Strong yen is a problem for the Japanese economy
The stage is set for Japan's economy to roar back, but despite all the efforts of the government and corporate sector, the strong yen threatens to undo all the hard work.
Japan's problem is that despite its recent troubles, much of the rest of the world is in an even more fractious state, facing economic slowdowns and debt crises.
In an uncertain world, Japan and the yen are increasingly being seen as safe havens.
While this may be reassuring for some investors, there are dire implications for a country that has relied on exports for its growth.
The strong yen makes Japan's products less competitive compared with rivals such as China and South Korea.
Worse, profits made abroad are worth less when they are brought back home.
Toyota has said that for every yen the currency rises against the dollar it loses 34bn yen ($442m; £271m) in operating profit.
The problem is so worrying that the government and central bank intervened in the currency markets on 4 August in an attempt to weaken the currency.
It worked, but only for a short time, and the yen has again approached its highest level since the end of World War II, 76.25 to the dollar.
Over the weekend, Finance Minister Yoshihiko Noda was on Japanese television talking tough, hinting the government may step in again.

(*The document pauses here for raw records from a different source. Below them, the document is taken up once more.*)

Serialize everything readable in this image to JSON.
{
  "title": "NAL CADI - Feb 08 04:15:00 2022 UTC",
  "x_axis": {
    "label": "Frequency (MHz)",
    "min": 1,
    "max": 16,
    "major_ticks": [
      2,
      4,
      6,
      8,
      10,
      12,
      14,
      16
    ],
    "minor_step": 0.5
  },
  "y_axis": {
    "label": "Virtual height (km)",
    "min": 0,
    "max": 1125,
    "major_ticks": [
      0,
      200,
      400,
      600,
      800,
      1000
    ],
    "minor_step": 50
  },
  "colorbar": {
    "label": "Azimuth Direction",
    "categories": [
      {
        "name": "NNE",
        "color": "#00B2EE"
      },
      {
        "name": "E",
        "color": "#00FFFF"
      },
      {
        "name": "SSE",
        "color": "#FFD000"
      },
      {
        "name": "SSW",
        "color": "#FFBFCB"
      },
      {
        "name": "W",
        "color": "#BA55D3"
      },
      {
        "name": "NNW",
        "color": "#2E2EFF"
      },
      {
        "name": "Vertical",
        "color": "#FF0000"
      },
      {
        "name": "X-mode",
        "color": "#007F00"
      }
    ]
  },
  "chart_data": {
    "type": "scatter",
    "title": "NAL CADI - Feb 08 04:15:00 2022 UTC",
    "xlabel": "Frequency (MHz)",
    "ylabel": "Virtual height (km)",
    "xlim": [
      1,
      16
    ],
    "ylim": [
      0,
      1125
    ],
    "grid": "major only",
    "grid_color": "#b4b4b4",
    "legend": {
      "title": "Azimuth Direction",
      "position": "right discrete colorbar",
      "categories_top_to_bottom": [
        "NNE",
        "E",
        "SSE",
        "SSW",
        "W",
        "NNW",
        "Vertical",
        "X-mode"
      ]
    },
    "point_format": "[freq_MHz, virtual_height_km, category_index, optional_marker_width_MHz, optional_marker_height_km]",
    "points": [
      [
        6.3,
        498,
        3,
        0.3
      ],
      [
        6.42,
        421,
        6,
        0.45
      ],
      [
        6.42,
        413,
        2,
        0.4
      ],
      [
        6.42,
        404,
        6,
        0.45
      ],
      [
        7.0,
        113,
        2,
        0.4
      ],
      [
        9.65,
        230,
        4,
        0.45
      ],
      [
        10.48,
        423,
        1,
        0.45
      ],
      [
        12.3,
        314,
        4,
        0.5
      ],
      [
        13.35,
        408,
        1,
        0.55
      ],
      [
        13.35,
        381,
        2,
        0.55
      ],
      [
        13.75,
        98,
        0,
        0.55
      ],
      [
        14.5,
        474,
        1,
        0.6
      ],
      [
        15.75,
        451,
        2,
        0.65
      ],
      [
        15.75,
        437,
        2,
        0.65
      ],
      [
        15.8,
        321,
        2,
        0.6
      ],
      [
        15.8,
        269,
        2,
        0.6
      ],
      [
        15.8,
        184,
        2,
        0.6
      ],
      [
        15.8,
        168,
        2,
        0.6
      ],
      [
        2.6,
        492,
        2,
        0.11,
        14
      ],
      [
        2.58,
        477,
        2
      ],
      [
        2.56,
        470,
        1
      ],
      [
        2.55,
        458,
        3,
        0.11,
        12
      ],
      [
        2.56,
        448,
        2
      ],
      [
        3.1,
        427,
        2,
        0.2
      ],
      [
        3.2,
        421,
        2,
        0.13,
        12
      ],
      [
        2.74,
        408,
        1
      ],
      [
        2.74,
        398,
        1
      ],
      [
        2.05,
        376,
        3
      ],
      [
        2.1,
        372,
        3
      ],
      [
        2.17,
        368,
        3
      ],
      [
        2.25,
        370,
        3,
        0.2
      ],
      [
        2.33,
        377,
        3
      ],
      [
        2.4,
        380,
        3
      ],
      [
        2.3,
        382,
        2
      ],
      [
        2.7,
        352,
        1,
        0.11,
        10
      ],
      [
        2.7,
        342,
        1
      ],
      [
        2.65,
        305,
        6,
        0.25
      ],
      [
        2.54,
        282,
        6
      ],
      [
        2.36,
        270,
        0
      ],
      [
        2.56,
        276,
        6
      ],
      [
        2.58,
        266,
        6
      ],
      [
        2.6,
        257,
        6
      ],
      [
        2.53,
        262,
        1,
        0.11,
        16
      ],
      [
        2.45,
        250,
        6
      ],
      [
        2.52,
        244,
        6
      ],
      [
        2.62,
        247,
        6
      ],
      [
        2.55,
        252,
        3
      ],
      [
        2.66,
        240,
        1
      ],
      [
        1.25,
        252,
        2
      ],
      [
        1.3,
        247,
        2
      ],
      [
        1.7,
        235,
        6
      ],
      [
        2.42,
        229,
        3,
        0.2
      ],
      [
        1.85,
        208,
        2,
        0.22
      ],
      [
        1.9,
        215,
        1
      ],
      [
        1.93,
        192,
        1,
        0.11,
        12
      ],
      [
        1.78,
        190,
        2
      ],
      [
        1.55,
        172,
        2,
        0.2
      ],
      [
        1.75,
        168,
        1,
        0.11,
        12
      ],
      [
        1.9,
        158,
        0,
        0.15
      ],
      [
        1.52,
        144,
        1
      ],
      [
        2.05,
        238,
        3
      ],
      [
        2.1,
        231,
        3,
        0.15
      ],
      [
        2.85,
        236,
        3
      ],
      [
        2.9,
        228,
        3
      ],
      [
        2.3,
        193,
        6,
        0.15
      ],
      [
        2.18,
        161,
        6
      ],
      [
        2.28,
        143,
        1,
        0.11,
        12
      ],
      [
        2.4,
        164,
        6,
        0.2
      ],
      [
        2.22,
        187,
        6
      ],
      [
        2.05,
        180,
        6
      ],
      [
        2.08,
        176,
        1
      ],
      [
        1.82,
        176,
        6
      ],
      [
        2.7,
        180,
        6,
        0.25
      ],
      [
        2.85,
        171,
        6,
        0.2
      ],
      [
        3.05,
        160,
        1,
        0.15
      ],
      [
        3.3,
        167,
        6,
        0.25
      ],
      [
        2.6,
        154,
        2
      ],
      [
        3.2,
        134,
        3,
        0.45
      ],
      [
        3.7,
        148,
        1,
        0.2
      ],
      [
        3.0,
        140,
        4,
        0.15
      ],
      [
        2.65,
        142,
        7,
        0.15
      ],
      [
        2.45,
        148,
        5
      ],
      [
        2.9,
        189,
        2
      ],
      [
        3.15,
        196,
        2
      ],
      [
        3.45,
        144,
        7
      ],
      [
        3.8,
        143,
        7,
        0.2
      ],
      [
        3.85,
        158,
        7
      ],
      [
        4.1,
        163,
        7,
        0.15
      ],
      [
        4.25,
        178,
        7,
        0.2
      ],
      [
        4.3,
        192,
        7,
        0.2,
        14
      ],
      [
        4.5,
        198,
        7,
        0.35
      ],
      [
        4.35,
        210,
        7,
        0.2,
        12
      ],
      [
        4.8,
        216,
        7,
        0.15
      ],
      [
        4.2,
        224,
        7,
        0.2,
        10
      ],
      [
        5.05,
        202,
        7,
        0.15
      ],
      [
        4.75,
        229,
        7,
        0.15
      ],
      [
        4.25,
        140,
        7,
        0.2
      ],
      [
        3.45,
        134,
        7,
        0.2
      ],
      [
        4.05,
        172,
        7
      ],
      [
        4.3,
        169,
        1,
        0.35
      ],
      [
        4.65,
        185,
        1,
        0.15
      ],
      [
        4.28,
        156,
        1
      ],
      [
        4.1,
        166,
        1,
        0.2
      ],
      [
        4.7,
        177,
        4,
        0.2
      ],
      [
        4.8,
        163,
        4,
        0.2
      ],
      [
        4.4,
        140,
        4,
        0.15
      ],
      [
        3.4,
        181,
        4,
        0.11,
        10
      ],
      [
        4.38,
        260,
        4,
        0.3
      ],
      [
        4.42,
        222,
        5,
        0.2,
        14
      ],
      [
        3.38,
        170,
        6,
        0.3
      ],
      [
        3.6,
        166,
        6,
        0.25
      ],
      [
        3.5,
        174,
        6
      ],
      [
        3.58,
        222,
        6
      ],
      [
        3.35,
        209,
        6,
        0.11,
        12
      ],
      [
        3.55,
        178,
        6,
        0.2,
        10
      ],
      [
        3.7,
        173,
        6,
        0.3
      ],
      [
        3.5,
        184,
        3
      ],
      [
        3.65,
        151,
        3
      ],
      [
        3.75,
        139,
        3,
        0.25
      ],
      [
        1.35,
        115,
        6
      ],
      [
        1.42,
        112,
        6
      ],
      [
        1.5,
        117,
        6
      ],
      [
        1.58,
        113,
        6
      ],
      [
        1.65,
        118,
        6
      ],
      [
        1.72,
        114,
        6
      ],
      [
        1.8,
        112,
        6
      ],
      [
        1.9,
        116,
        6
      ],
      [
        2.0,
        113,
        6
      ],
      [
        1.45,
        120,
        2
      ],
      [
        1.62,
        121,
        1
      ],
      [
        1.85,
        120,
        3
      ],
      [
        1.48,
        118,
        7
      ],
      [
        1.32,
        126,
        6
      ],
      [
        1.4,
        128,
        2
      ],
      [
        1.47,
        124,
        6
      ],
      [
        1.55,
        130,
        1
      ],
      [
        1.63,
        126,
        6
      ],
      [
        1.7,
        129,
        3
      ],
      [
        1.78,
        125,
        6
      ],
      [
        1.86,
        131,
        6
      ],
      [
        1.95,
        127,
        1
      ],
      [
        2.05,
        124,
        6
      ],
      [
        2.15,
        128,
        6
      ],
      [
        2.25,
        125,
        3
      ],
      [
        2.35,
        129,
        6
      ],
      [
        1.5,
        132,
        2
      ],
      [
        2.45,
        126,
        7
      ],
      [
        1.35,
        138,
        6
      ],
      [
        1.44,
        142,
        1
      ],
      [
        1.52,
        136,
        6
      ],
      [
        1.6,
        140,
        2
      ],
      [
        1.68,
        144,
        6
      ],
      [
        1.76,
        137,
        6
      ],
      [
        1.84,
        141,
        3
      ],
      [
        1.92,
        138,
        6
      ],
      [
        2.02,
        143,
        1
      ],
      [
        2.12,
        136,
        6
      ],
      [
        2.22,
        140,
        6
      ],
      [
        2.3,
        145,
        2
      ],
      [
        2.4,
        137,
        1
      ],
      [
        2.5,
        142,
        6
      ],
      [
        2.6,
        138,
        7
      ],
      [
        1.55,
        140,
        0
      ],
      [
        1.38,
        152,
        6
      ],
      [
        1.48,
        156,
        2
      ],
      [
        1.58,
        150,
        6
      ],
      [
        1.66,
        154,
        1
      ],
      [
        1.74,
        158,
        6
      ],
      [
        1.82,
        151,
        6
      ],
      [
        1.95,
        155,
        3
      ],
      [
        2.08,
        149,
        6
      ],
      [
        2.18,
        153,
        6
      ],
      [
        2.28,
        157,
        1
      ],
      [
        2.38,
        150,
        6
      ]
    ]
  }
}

"An unstable situation is continuing," he told public broadcaster NHK. "As foreign exchange matters are my prerogative I will continue to closely watch the markets and take bold action if it becomes necessary."
The price of failure to bring the currency down could be high.
Over time, Japan's economy could be hollowed out.
A survey of 105 leading Japanese firms showed more than half were considering moving some factories and offices overseas.
Almost as many said the yen staying below 80 to the dollar would depress sales and profits.
Only four said they would be able to withstand the yen dropping below 75 to the dollar and maintain their workforces in Japan.
While the yen may be the headline concern at present, salarymen sweltering in their offices in Japan's stifling August heat are all too aware of the other threat to Japan's economy: power shortages.
The ongoing crisis at the Fukushima nuclear plant means big companies have been ordered to reduce their electricity consumption by 15%, and the first step for many has been to cut down on air conditioning.
Others have reinvented the weekend, shifting the working week to spread demand across all seven days.
But the discomfort and disruption could be as nothing if Japan continues down the path it is on now.
The country looks likely to embark on an extraordinary experiment to see whether it can survive without nuclear power, which before March supplied 30% of its electricity needs.
Confidence in the safety of the technology has been shattered by the disaster at Fukushima, and scares over radiation in beef and other foods have added to the alarm.
Since the disaster, local authorities have been refusing to give permission for reactors in their areas to be switched back on after routine maintenance, which usually takes place every 13 months.
Already two thirds are offline. If public antagonism continues then by early next year none of them will be operating.
Even more severe electricity shortages would be another reason for Japanese firms to cast their eyes overseas.
With the yen as strong as it is, many argue that they just cannot afford to take on any more problems at the moment.